Die Freiwillige Feuerwehr wollte ihn vor Jahren zum Ehrenmitglied erheben, aber der Alte war mit keinem bekannten Feuer der letzten Jahrzehnte in Verbindung zu bringen. Selbst im Städtischen Krematorium war er völlig unbekannt.
Als Lindemann den Mann ausfindig gemacht hatte, musste er vor dessen Laube erst einmal drei doppelstöckige und selbstgebrannte Kräuterschnäpse trinken, um eine gängige Gesprächsbasis zu schaffen. Der Schnaps war auf dem Getränkesektor ungefähr dasselbe wie ein Leberhaken beim Boxen. Schnuppenhauers Gesicht war von tiefen Falten gezeichnet, der Mund wirkte dazwischen wie ein drohender Krater, der eine Menge glühende Magma zurückhielt. Ein Stoppelbart zeugte von zurückhaltender Pflege, aber die Augen blitzen wie Diamanten. Er trug eine alte Joppe, die an den Ärmeln mehrfach geflickt war und eine zerknitterte Röhrenhose, die keine Kleidersammlung mehr annehmen würde.
"Andere Welten? Na klar, jede Menge", sinnierte der uralte Schnuppenhauer mit einem misstrauischen Blick gen Himmel. "Andere Welten gab es und gibt es noch immer. Vor allem hier in Linden."
"Was wissen Sie aus früheren Zeiten", drängelte der atemlose Lindemann, dem ein Schauer unterirdischer Erwartung über den Rücken perlte.
"Ach, das waren noch Zeiten." Schnuppenhauer goß Kräuterschnaps nach. "Nehmen wir den Fußball. Damals wurde noch der alte Zwei-Felder-Fußball gespielt. Der lief parallel auf zwei Plätzen, jede Mannschaft spielte für sich. Damit sollten verbale Attacken und spontaner Trikot-Tausch vermieden werden. Sie werden sich nicht daran erinnern, versuchen Sie es erst gar nicht. Das ist sehr, sehr lange her. Da gab es noch nicht einmal den Deutschen Fußball-Bund, die Spiele wurden damals vom Roten Kreuz organisiert. Volljährige Zuschauer konnten selber abpfeifen, wenn das Spiel zu lange ergebnislos hin und her wogte und sie vielleicht noch einen anderen Termin hatten." Schnuppenhauer schaute wehmütig gen Himmel. "Bei zunehmender Verrohung der Menschheit hat sich Zwei-Felder-Fußball nicht durchgesetzt. Und so wurde es immer schlimmer. Von der Erfindung der Blutgrätsche bis zum American Football. Demnächst soll auch der Einsatz von Handgranaten zugelassen werden."
Lindemann atmete schwer durch und dankte dem Herrgott, dass der Oliver Kahn rechtzeitig in Rente geschickt hatte.
Schnuppenhauer bemerkte mit Genugtuung die Wirkung seiner Erzählung auf den biederen Lindemann. "Seien Sie froh, dass Sie damals nicht dabei waren. Frühere Zeiten - das war kein Zuckerschlecken. Überall tobten wilde Tiere herum. Da war zum Beispiel der sibirische Zwergleopard, der nach allem schnappte, was man ihm hinhielt. Und sogar wenn man ihm nichts hinhielt, biss er einem in die Hand. Danach musste natürlich erst mal wieder ein neuer Anfang gemacht werden."

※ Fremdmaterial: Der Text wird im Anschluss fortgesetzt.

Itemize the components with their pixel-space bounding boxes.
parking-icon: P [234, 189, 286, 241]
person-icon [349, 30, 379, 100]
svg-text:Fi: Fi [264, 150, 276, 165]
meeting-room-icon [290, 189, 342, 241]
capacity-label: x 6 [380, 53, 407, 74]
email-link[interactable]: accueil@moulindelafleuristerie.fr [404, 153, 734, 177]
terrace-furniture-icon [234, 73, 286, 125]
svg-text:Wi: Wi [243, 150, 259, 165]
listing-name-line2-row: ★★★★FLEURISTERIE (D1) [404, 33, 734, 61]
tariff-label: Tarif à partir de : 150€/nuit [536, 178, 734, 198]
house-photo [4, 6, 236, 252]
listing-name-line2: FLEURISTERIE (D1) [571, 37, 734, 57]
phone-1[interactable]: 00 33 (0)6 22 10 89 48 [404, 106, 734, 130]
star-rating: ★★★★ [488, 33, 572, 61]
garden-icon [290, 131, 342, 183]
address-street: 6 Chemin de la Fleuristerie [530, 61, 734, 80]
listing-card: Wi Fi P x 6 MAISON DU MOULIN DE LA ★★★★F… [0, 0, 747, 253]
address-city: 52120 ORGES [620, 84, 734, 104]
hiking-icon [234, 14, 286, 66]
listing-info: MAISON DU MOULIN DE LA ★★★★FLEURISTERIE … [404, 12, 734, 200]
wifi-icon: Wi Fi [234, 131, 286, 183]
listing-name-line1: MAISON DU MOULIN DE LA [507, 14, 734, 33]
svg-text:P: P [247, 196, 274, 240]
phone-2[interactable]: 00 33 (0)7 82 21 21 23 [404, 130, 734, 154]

Lindemann wurde zunehmend unklar, in welcher Realität er lebte und welcher Anfang für ihn und seinesgleichen gemacht war. Schnuppenhauer schien die Wissbegier seines Gastes zu ahnen.
"Wie viele Anfänge?" Der Alte goß wieder Schnaps ein und der brannte diesmal schon im Glas, nicht erst im Magen. "Da kann man sich ganz auf Douglas Adams verlassen. Es waren exakt 42, denn 42 ist die Antwort auf die Frage aller Fragen, wie er mit seinem seinerzeit berühmten Buch 'Per Anhalter durch die Galaxis' bewies. Was im Großen steht, lässt sich auch im Kleinen nachweisen. Nehmen wir die hiesigen Autoren unserer Regionalliga: Kersten Flenter ist 42 und Hans-Jörg Hennecke ist Jahrgang 42 - ungelogen."

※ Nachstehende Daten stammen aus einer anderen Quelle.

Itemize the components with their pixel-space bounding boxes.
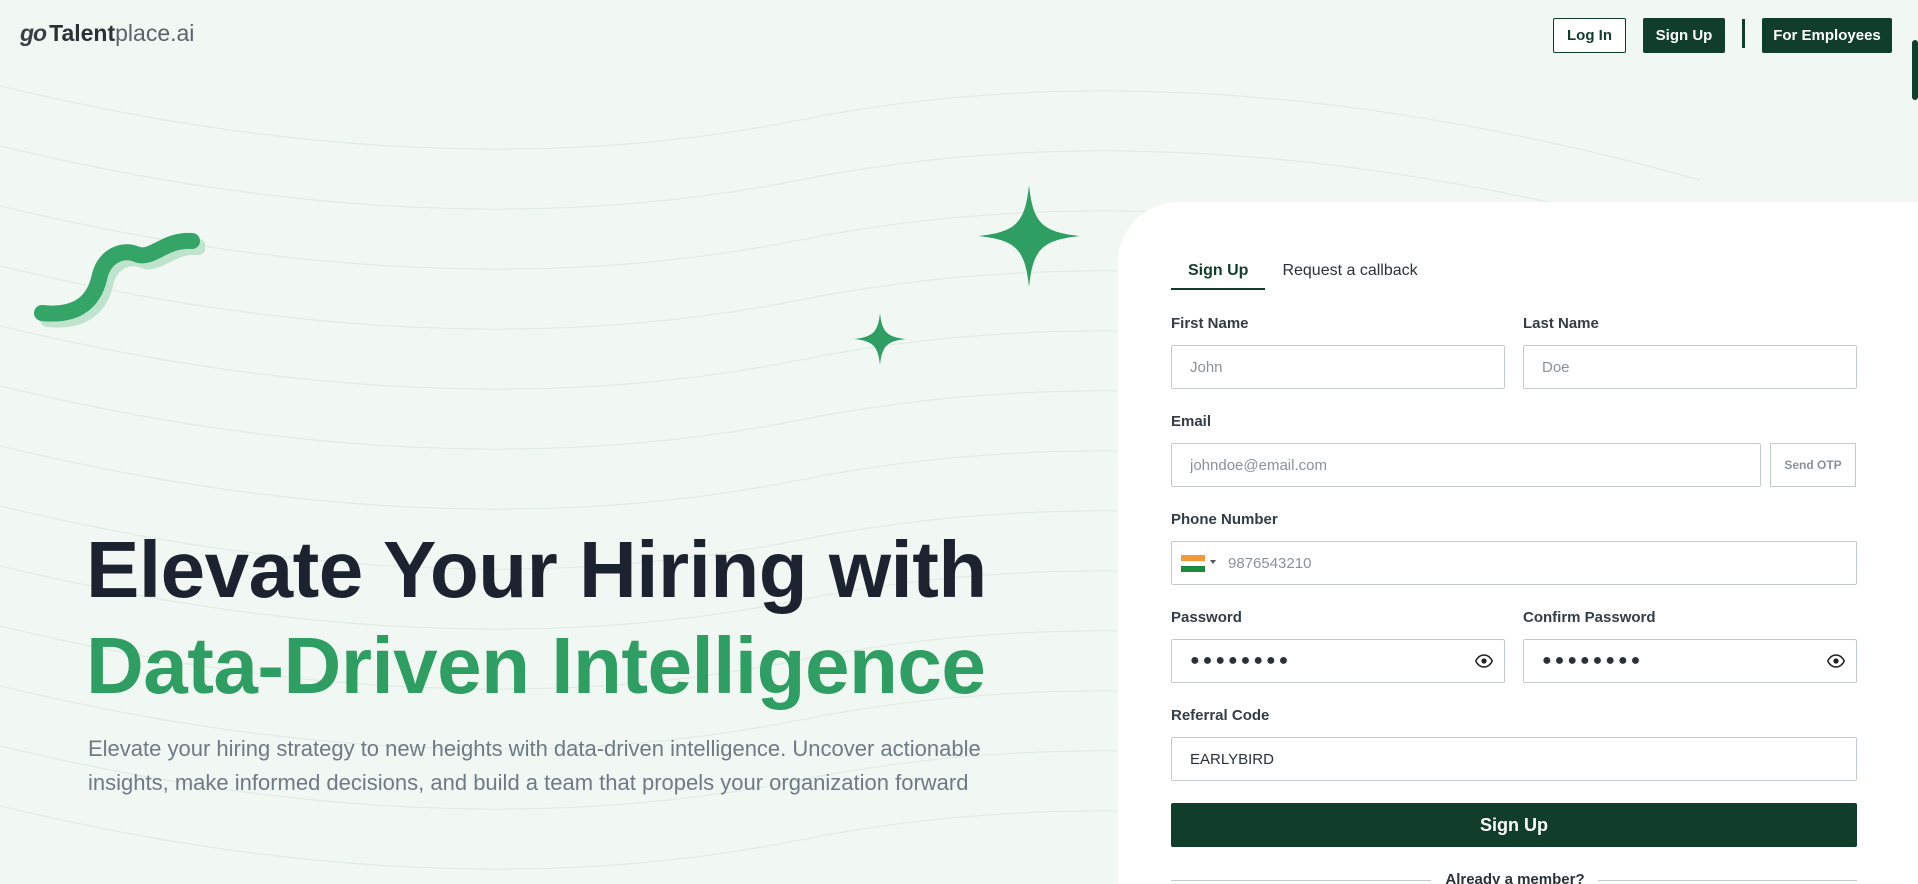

Lindemann schwante, dass er mindestens einen Anfang zu früh geboren war. Was wusste Schnuppenhauer über den möglichen nächsten Anfang? "Beim nächsten Anfang ist wieder mal alles anders. Ich sehe es deutlich vor mir. Deutschland wird in zwei selbständigen aber vorerst verbündeten Staaten wiedergeboren: Aldi Nord und Aldi Süd. Darin verbergen sich allerdings Widersprüche, die zur Lösung drängen. Zum Beispiel gibt es auch in Linden-Süd nur Aldi Nord. Die Frage aller Fragen ist, ob sich das ohne Krieg lösen lässt." Lindemann war elend zumute. Er schwor sich, künftig nur noch am Kiosk von Stroganow zu kaufen. Aber womöglich gab es bei der Dramatik der Entwicklung dann auch Stroganow-Nord und Stroganow-Süd. "Ich nehme erst den übernächsten Anfang", schrie Lindemann. Aber das war wohl dem Kräuterschnaps des faltigen Schnuppenhauer zuzuschreiben.